The couple moved with their three children into the house at Grabenstrasse 20 and lived there on the second floor. On the ground floor and first floor Pauline and Julius Guggenheim opened a textile store which they managed together. They complemented each other perfectly: she, the educated and elegant one, and he, the upright and realistic one. Together they decided on the selection of the merchandise and the best ways in which to serve customers and make their employees feel appreciated and socially supported. Their commitment and concept soon carried fruit. Because they were financially solvent, they were able to open a branch of the Wohlwert [Woolworth] department store chain in Gőppingen on April 11, 1930. The new concept of self-service, which came from America, was enthusiastically accepted by the customers and brought the family prestige and prosperity – until 1933.

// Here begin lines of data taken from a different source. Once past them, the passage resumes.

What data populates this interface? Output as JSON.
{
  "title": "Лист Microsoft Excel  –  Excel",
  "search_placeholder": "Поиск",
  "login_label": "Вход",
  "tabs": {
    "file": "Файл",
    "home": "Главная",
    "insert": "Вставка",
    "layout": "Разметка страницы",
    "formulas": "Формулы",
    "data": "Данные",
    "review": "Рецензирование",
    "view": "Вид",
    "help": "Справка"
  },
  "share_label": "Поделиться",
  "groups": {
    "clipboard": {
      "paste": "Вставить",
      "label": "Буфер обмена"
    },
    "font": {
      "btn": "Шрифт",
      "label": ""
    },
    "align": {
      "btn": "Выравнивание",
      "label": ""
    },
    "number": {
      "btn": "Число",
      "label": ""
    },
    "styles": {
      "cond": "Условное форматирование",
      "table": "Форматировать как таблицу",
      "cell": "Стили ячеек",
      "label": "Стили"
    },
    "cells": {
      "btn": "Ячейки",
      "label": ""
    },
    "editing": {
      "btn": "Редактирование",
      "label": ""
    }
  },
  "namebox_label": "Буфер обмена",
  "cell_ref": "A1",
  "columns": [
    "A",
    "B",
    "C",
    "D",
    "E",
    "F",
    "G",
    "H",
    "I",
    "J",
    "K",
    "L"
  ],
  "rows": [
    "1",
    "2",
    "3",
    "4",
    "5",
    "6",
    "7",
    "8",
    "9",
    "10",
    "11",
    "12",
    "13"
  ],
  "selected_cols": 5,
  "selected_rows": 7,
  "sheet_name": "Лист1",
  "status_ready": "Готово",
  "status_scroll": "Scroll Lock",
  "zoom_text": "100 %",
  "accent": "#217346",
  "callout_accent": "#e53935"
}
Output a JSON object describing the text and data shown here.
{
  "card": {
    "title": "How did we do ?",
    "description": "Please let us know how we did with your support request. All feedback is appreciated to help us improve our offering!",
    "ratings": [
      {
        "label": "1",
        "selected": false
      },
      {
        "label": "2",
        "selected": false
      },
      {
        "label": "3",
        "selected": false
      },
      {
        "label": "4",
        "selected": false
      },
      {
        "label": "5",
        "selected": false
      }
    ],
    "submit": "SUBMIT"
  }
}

The Guggenheims then had to suffer under the exclusions and sanctions in Gőppingen, the town in which they had felt so much at home. Therefore the family decided to move to Stuttgart where they hoped for more anonymity. In August 1939, the Guggenheims were able to send their daughter Lilo, the youngest of their children and only one still to be in Germany, abroad to shield them from the Nazis. They planned to follow her to England as soon as possible.
However, the beginning of the war and the closing of the borders brought an end to their hopes. The shipping containers with all their possessions were held up by customs in Bremen and at the border to Switzerland. Julius Guggenheim was accused of packing illegal valuables in the boxes. He was arrested; his wife was put under a lot of pressure. The children were unreachable in other countries, her husband was in jail, Pauline was being threatened by the Nazi henchmen – in this situation Pauline Guggenheim could only see one way out, the escape into suicide. During the night of December 6th to 7th, 1939, she turned on the gas faucet and ended her life.
Her daughter, Lilo Guggenheim-Levine, who had been living in the USA with her family, wished to have the Stumbling Stone for her mother placed in front of the house at Grabenstrasse 20, where her family had spent such happy times.
More victims belonging to Pauline’s family were:
Out of her mother´s family there was the cousins Bernhard, Julius and Arthur Fleischer, as well as Rosa Fleischer and Emilie Goldstein, who all were murdered.
Out of her father´s family there was the cousin Martha Albert, née Hammel, murdered too.
Lilo Guggenheim-Levine helped the Göppingen Stolperstein initiative a lot with her memories and information. We are very grateful about that. With time she became a close friend and we mourned her passing-away on June 1915 with the age of 94.